At the Landus AcreEdge Fertilizer Facility in Boone, Tracy Keyes pointed to shipping containers behind a fence.
“The Talus plant is made up of five core systems,” she said. “Our two most important containers, I would say, is our hydrogen unit and our ammonia generation unit.”
Keyes is an engineer with Talusag. The company partnered with Landus Cooperative to produce what they say is North America’s first commercial-scale “green ammonia.”
Talus CEO Hiro Iwanaga said the fertilizer is chemically identical to conventional ammonia, but the process to make it is very different.
“Traditional ammonia depends on a global supply chain that's costly, that's unreliable, that's carbon intensive,” Iwanaga said during a news conference Wednesday. “We manufacture closer to where the product is used. We cut down risk while giving farmers a stable, more predictable source of one of the most critical inputs.”
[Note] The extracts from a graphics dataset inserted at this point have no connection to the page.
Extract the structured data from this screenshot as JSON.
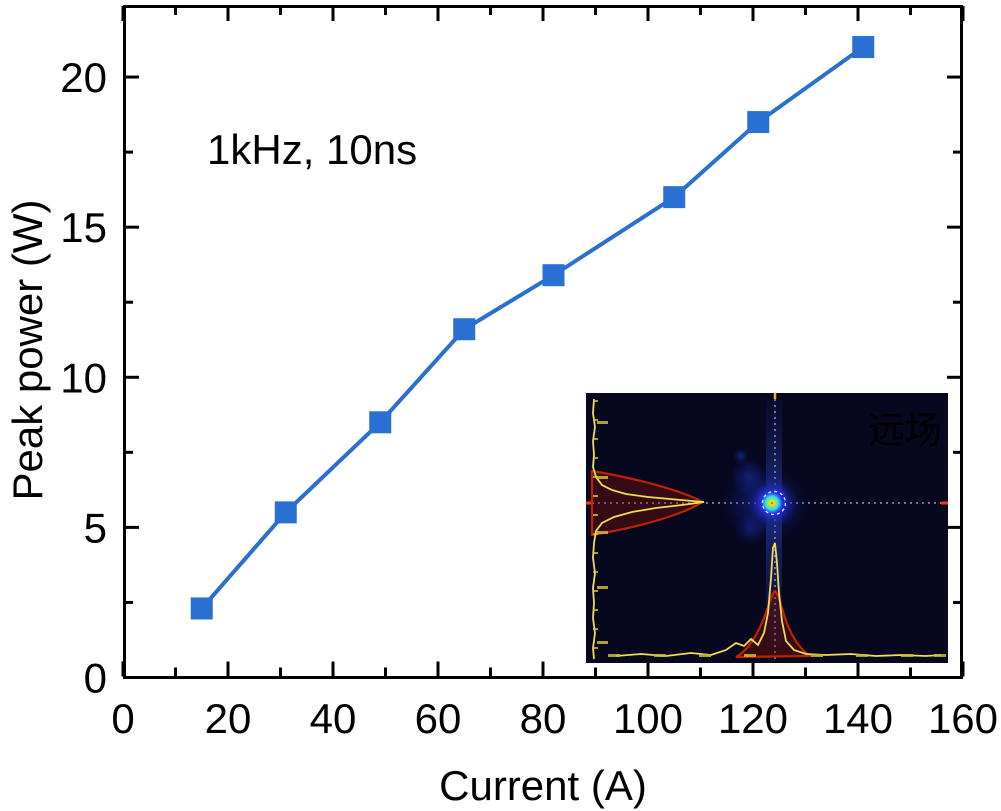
{
  "figure": {
    "xlabel": "Current (A)",
    "ylabel": "Peak power (W)",
    "annotation": "1kHz, 10ns",
    "inset_label": "远场"
  },
  "chart_data": {
    "type": "line",
    "title": "",
    "xlabel": "Current (A)",
    "ylabel": "Peak power (W)",
    "annotation": "1kHz, 10ns",
    "xlim": [
      0,
      160
    ],
    "ylim": [
      0,
      22.4
    ],
    "x_major_ticks": [
      0,
      20,
      40,
      60,
      80,
      100,
      120,
      140,
      160
    ],
    "x_minor_ticks": [
      10,
      30,
      50,
      70,
      90,
      110,
      130,
      150
    ],
    "y_major_ticks": [
      0,
      5,
      10,
      15,
      20
    ],
    "y_minor_ticks": [
      2.5,
      7.5,
      12.5,
      17.5
    ],
    "grid": false,
    "legend": null,
    "series": [
      {
        "name": "peak-power-vs-current",
        "marker": "square",
        "marker_size": 22,
        "color": "#2a70d2",
        "x": [
          15,
          31,
          49,
          65,
          82,
          105,
          121,
          141
        ],
        "y": [
          2.3,
          5.5,
          8.5,
          11.6,
          13.4,
          16.0,
          18.5,
          21.0
        ]
      }
    ],
    "inset": {
      "label": "远场",
      "type": "far-field-beam-profile-image",
      "background": "#07071f",
      "crosshair_color": "#ccd2ff",
      "profile_line_color": "#eedd55",
      "profile_fit_color": "#cc2200",
      "spot_core_colors": [
        "#dd2200",
        "#ffdd33",
        "#88ee44",
        "#33ddee",
        "#2233ee"
      ]
    }
  }
}
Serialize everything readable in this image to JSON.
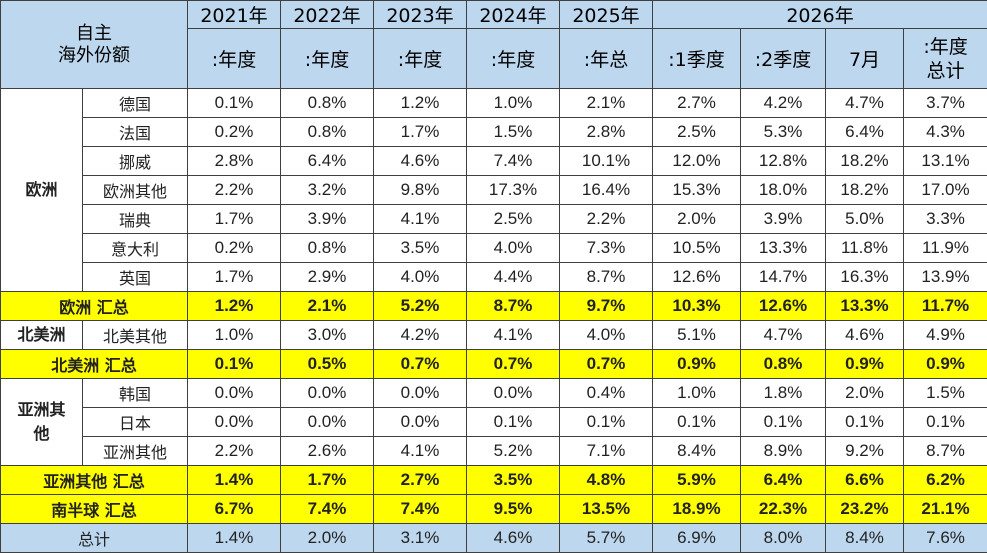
{
  "header": {
    "corner_line1": "自主",
    "corner_line2": "海外份额",
    "years": [
      "2021年",
      "2022年",
      "2023年",
      "2024年",
      "2025年",
      "2026年"
    ],
    "subheaders": [
      ":年度",
      ":年度",
      ":年度",
      ":年度",
      ":年总",
      ":1季度",
      ":2季度",
      "7月"
    ],
    "last_sub_line1": ":年度",
    "last_sub_line2": "总计"
  },
  "regions": {
    "europe": {
      "name": "欧洲",
      "rows": [
        {
          "country": "德国",
          "values": [
            "0.1%",
            "0.8%",
            "1.2%",
            "1.0%",
            "2.1%",
            "2.7%",
            "4.2%",
            "4.7%",
            "3.7%"
          ]
        },
        {
          "country": "法国",
          "values": [
            "0.2%",
            "0.8%",
            "1.7%",
            "1.5%",
            "2.8%",
            "2.5%",
            "5.3%",
            "6.4%",
            "4.3%"
          ]
        },
        {
          "country": "挪威",
          "values": [
            "2.8%",
            "6.4%",
            "4.6%",
            "7.4%",
            "10.1%",
            "12.0%",
            "12.8%",
            "18.2%",
            "13.1%"
          ]
        },
        {
          "country": "欧洲其他",
          "values": [
            "2.2%",
            "3.2%",
            "9.8%",
            "17.3%",
            "16.4%",
            "15.3%",
            "18.0%",
            "18.2%",
            "17.0%"
          ]
        },
        {
          "country": "瑞典",
          "values": [
            "1.7%",
            "3.9%",
            "4.1%",
            "2.5%",
            "2.2%",
            "2.0%",
            "3.9%",
            "5.0%",
            "3.3%"
          ]
        },
        {
          "country": "意大利",
          "values": [
            "0.2%",
            "0.8%",
            "3.5%",
            "4.0%",
            "7.3%",
            "10.5%",
            "13.3%",
            "11.8%",
            "11.9%"
          ]
        },
        {
          "country": "英国",
          "values": [
            "1.7%",
            "2.9%",
            "4.0%",
            "4.4%",
            "8.7%",
            "12.6%",
            "14.7%",
            "16.3%",
            "13.9%"
          ]
        }
      ],
      "subtotal": {
        "label": "欧洲 汇总",
        "values": [
          "1.2%",
          "2.1%",
          "5.2%",
          "8.7%",
          "9.7%",
          "10.3%",
          "12.6%",
          "13.3%",
          "11.7%"
        ]
      }
    },
    "north_america": {
      "name": "北美洲",
      "rows": [
        {
          "country": "北美其他",
          "values": [
            "1.0%",
            "3.0%",
            "4.2%",
            "4.1%",
            "4.0%",
            "5.1%",
            "4.7%",
            "4.6%",
            "4.9%"
          ]
        }
      ],
      "subtotal": {
        "label": "北美洲 汇总",
        "values": [
          "0.1%",
          "0.5%",
          "0.7%",
          "0.7%",
          "0.7%",
          "0.9%",
          "0.8%",
          "0.9%",
          "0.9%"
        ]
      }
    },
    "asia": {
      "name_line1": "亚洲其",
      "name_line2": "他",
      "rows": [
        {
          "country": "韩国",
          "values": [
            "0.0%",
            "0.0%",
            "0.0%",
            "0.0%",
            "0.4%",
            "1.0%",
            "1.8%",
            "2.0%",
            "1.5%"
          ]
        },
        {
          "country": "日本",
          "values": [
            "0.0%",
            "0.0%",
            "0.0%",
            "0.1%",
            "0.1%",
            "0.1%",
            "0.1%",
            "0.1%",
            "0.1%"
          ]
        },
        {
          "country": "亚洲其他",
          "values": [
            "2.2%",
            "2.6%",
            "4.1%",
            "5.2%",
            "7.1%",
            "8.4%",
            "8.9%",
            "9.2%",
            "8.7%"
          ]
        }
      ],
      "subtotal": {
        "label": "亚洲其他 汇总",
        "values": [
          "1.4%",
          "1.7%",
          "2.7%",
          "3.5%",
          "4.8%",
          "5.9%",
          "6.4%",
          "6.6%",
          "6.2%"
        ]
      }
    }
  },
  "southern_hemisphere": {
    "label": "南半球 汇总",
    "values": [
      "6.7%",
      "7.4%",
      "7.4%",
      "9.5%",
      "13.5%",
      "18.9%",
      "22.3%",
      "23.2%",
      "21.1%"
    ]
  },
  "total": {
    "label": "总计",
    "values": [
      "1.4%",
      "2.0%",
      "3.1%",
      "4.6%",
      "5.7%",
      "6.9%",
      "8.0%",
      "8.4%",
      "7.6%"
    ]
  }
}
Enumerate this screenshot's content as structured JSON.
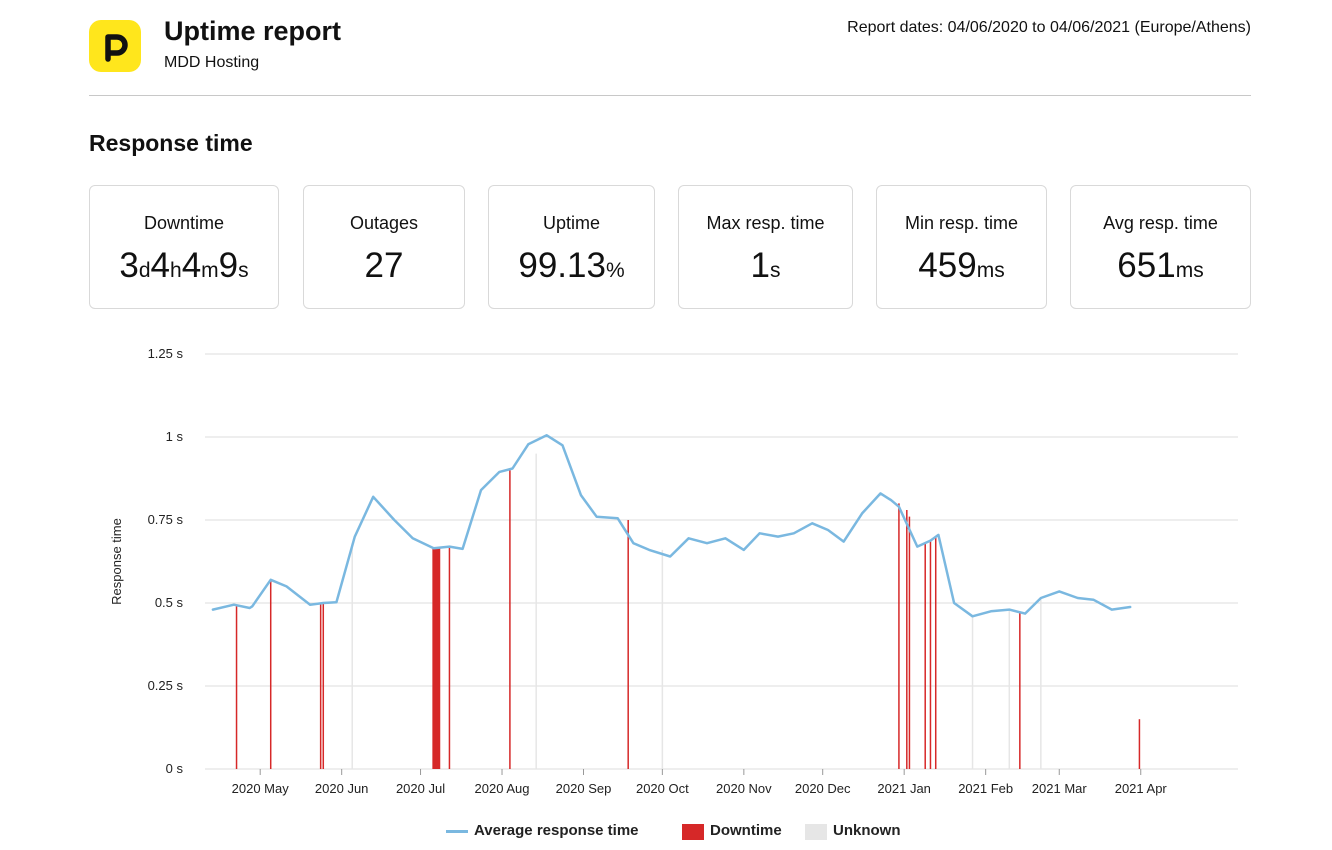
{
  "header": {
    "logo_letter": "P",
    "title": "Uptime report",
    "subtitle": "MDD Hosting",
    "report_dates": "Report dates: 04/06/2020 to 04/06/2021 (Europe/Athens)"
  },
  "section_title": "Response time",
  "stats": [
    {
      "label": "Downtime",
      "parts": [
        [
          "3",
          "d"
        ],
        [
          "4",
          "h"
        ],
        [
          "4",
          "m"
        ],
        [
          "9",
          "s"
        ]
      ]
    },
    {
      "label": "Outages",
      "parts": [
        [
          "27",
          ""
        ]
      ]
    },
    {
      "label": "Uptime",
      "parts": [
        [
          "99.13",
          "%"
        ]
      ]
    },
    {
      "label": "Max resp. time",
      "parts": [
        [
          "1",
          "s"
        ]
      ]
    },
    {
      "label": "Min resp. time",
      "parts": [
        [
          "459",
          "ms"
        ]
      ]
    },
    {
      "label": "Avg resp. time",
      "parts": [
        [
          "651",
          "ms"
        ]
      ]
    }
  ],
  "colors": {
    "line": "#7ab8e0",
    "downtime": "#d62828",
    "unknown": "#e6e6e6",
    "grid": "#dddddd",
    "logo": "#ffe61c"
  },
  "chart_data": {
    "type": "line",
    "ylabel": "Response time",
    "ylim": [
      0,
      1.25
    ],
    "y_ticks": [
      0,
      0.25,
      0.5,
      0.75,
      1,
      1.25
    ],
    "y_tick_labels": [
      "0 s",
      "0.25 s",
      "0.5 s",
      "0.75 s",
      "1 s",
      "1.25 s"
    ],
    "x_range_days": [
      -21,
      372
    ],
    "x_ticks": [
      {
        "day": 0,
        "label": "2020 May"
      },
      {
        "day": 31,
        "label": "2020 Jun"
      },
      {
        "day": 61,
        "label": "2020 Jul"
      },
      {
        "day": 92,
        "label": "2020 Aug"
      },
      {
        "day": 123,
        "label": "2020 Sep"
      },
      {
        "day": 153,
        "label": "2020 Oct"
      },
      {
        "day": 184,
        "label": "2020 Nov"
      },
      {
        "day": 214,
        "label": "2020 Dec"
      },
      {
        "day": 245,
        "label": "2021 Jan"
      },
      {
        "day": 276,
        "label": "2021 Feb"
      },
      {
        "day": 304,
        "label": "2021 Mar"
      },
      {
        "day": 335,
        "label": "2021 Apr"
      }
    ],
    "series": [
      {
        "name": "Average response time",
        "points": [
          [
            -18,
            0.48
          ],
          [
            -10,
            0.495
          ],
          [
            -4,
            0.485
          ],
          [
            -3,
            0.49
          ],
          [
            4,
            0.57
          ],
          [
            10,
            0.55
          ],
          [
            19,
            0.495
          ],
          [
            24,
            0.5
          ],
          [
            29,
            0.502
          ],
          [
            36,
            0.7
          ],
          [
            43,
            0.82
          ],
          [
            51,
            0.75
          ],
          [
            58,
            0.695
          ],
          [
            66,
            0.665
          ],
          [
            72,
            0.67
          ],
          [
            77,
            0.663
          ],
          [
            84,
            0.84
          ],
          [
            91,
            0.895
          ],
          [
            96,
            0.905
          ],
          [
            102,
            0.978
          ],
          [
            109,
            1.005
          ],
          [
            115,
            0.975
          ],
          [
            122,
            0.825
          ],
          [
            128,
            0.76
          ],
          [
            136,
            0.755
          ],
          [
            142,
            0.68
          ],
          [
            148,
            0.66
          ],
          [
            156,
            0.64
          ],
          [
            163,
            0.695
          ],
          [
            170,
            0.68
          ],
          [
            177,
            0.695
          ],
          [
            184,
            0.66
          ],
          [
            190,
            0.71
          ],
          [
            197,
            0.7
          ],
          [
            203,
            0.71
          ],
          [
            210,
            0.74
          ],
          [
            216,
            0.72
          ],
          [
            222,
            0.685
          ],
          [
            229,
            0.77
          ],
          [
            236,
            0.83
          ],
          [
            240,
            0.81
          ],
          [
            243,
            0.79
          ],
          [
            250,
            0.67
          ],
          [
            255,
            0.688
          ],
          [
            258,
            0.705
          ],
          [
            264,
            0.5
          ],
          [
            271,
            0.46
          ],
          [
            278,
            0.475
          ],
          [
            285,
            0.48
          ],
          [
            291,
            0.468
          ],
          [
            297,
            0.515
          ],
          [
            304,
            0.535
          ],
          [
            311,
            0.515
          ],
          [
            317,
            0.51
          ],
          [
            324,
            0.48
          ],
          [
            331,
            0.488
          ]
        ]
      }
    ],
    "downtime": [
      {
        "day": -9,
        "value": 0.49
      },
      {
        "day": 4,
        "value": 0.57
      },
      {
        "day": 23,
        "value": 0.5
      },
      {
        "day": 24,
        "value": 0.5
      },
      {
        "day": 67,
        "value": 0.668,
        "width_days": 3
      },
      {
        "day": 72,
        "value": 0.67
      },
      {
        "day": 95,
        "value": 0.9
      },
      {
        "day": 140,
        "value": 0.75
      },
      {
        "day": 243,
        "value": 0.8
      },
      {
        "day": 246,
        "value": 0.78
      },
      {
        "day": 247,
        "value": 0.76
      },
      {
        "day": 253,
        "value": 0.68
      },
      {
        "day": 255,
        "value": 0.688
      },
      {
        "day": 257,
        "value": 0.7
      },
      {
        "day": 289,
        "value": 0.47
      },
      {
        "day": 334.5,
        "value": 0.15
      }
    ],
    "unknown": [
      {
        "day": 35,
        "value": 0.68
      },
      {
        "day": 105,
        "value": 0.95
      },
      {
        "day": 153,
        "value": 0.66
      },
      {
        "day": 271,
        "value": 0.46
      },
      {
        "day": 285,
        "value": 0.48
      },
      {
        "day": 297,
        "value": 0.515
      }
    ],
    "legend": [
      {
        "name": "Average response time",
        "kind": "line"
      },
      {
        "name": "Downtime",
        "kind": "downtime"
      },
      {
        "name": "Unknown",
        "kind": "unknown"
      }
    ]
  }
}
Ammonia fertilizer is typically produced by stripping hydrogen from natural gas and combining it with nitrogen. This Haber-Bosch process is energy intensive and largely reliant on fossil fuels. Each metric ton of “brown ammonia” produced releases nearly 2 tons of greenhouse gas.
In contrast, the green ammonia system in Boone pulls hydrogen from water instead of natural gas. It’s powered by on-site solar panels and uses a closed loop cooling water system to be more energy efficient.

The demonstration plant has been operational since February and can produce about 1 metric ton of ammonia per day. Earlier this month, Landus applied the fertilizer to cornfield trial plots to collect data throughout the growing season and compare results with control strips.
The partners said a larger system being built in Eagle Grove is 75% complete and will produce roughly 20 metric tons per day. They expect to have green ammonia commercially available to farmers next year.
Brian Crowe, vice president of strategic initiatives at Landus, said this new approach will help keep fertilizer prices affordable and stable. Conventional ammonia fertilizer prices fluctuate substantially with the global supply and price of fossil fuels, especially natural gas.
“Farmers have paid up to $1,500 for anhydrous ammonia in recent times, and they've also paid as little as $330 in recent years,” Crowe said. “It’s a huge margin to have to plan for and to figure out in your year-over-year operation.”

Iwanaga added that manufacturing green ammonia with small-scale systems brings high value production back to rural communities and creates jobs.
“What we're doing here at Boone, it can be replicated almost anywhere across the Corn Belt,” Iwanaga said.
The Clean Hydrogen Production Tax Credit created during the Biden administration has played a role in green ammonia development in the U.S. Total energy consumption, fossil fuel energy use, greenhouse gas emissions, air pollutant emissions and water consumption are part of the calculation to determine whether a facility qualifies.
Iwanaga said Talusag plans to expand to more sites after the Eagle Grove facility is operational.